Irking land deal: Anil Ambani faces court’s ire
AN INDIAN court has dealt a blow to plans by tycoon Anil Ambani for a multi-billion-dollar power plant in the energy-hungry country, ordering that the process for acquiring land be started afresh.
The Allahabad High Court in Uttar Pradesh state ruled the land acquisition did not have the consent of farmers whose plots were confiscated for the $5.4bn (£3.3bn) plant.
The acquisition “cannot be termed acquisition for public purpose” as it was done for a private company, the court said in the ruling, which capped five years of protests by farmers.
The judgement, announced on Friday (December 4), came as a setback for Ambani's Reliance Power, which calls the 7,500-megawatt project the world’s largest gas-based power plant.
A Reliance Power spokesman said on Saturday (December 5) the company was reviewing the ruling and was “fully committed” to the plant.
Reliance Power raised $3bn (£1.83bn) last year through a share sale, promising to build a slew of power plants.
The 2,500 acres (1,1011 hectares) of land near Dadri, 30 miles east of New Delhi, was expropriated in 2004 for the plant by the Uttar Pradesh government.
The government invoked a legal provision for emergency powers to bypass local objections and obtain land, saying the project was for public benefit.
But the court ruled the government had no reason to issue emergency orders and would have to invite objections from farmers before building the plant.
Reliance Power insisted in an emailed statement it had all “clearances required” for the project.
“It is clear land acquisition for the Dadri project has not been set aside,” Reliance Power chief executive JP Chalasani said.
The government has merely “been directed by the court to follow certain procedures in the land acquisition process,” he said.
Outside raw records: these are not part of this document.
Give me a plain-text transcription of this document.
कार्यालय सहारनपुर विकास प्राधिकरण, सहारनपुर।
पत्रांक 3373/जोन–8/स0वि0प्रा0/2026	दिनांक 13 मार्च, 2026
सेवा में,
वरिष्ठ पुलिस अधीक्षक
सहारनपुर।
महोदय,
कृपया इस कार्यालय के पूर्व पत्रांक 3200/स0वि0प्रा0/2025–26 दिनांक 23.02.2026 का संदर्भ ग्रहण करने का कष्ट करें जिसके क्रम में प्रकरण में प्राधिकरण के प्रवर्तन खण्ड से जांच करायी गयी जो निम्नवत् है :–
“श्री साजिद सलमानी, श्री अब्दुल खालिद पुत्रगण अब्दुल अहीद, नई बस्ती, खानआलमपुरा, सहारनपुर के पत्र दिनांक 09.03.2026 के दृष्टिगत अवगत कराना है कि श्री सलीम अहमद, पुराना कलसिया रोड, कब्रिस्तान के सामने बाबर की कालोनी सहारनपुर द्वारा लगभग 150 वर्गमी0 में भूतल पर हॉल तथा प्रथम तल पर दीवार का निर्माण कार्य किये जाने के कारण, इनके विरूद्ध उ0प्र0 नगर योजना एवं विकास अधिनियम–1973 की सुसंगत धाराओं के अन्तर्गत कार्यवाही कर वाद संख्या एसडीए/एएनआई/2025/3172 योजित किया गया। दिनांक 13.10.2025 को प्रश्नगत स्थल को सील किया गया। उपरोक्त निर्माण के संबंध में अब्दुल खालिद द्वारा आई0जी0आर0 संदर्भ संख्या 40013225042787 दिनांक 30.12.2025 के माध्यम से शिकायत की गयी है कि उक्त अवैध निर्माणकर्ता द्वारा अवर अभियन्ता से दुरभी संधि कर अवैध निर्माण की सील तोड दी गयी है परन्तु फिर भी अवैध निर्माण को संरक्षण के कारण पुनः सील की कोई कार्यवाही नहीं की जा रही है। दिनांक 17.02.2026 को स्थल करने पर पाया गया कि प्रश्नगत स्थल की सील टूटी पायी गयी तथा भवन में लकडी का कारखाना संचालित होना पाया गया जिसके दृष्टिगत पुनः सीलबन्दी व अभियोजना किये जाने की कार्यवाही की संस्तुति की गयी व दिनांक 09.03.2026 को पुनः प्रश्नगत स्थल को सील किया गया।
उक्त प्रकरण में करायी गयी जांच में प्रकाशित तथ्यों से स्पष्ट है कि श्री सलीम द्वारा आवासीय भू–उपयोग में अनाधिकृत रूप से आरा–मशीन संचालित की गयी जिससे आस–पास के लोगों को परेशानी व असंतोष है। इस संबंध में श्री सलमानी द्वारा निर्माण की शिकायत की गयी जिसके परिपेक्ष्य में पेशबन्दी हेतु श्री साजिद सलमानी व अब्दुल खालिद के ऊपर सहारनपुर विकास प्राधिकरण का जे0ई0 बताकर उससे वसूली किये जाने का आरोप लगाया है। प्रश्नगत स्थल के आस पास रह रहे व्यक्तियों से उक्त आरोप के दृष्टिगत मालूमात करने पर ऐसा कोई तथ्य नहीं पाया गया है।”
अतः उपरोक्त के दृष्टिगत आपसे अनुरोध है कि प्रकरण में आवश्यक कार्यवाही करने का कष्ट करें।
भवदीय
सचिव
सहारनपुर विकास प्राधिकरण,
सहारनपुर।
Industry body Confederation of Indian Industry (CII), while not commenting on the Ambani case, said it backed a bill to be presented to parliament to create government land banks to smooth the path for industrial projects.
“The state could acquire the land and industry could procure the land from the land bank rather than having to procure the land itself,” CII director-general Chandrajit Banerjee told reporters.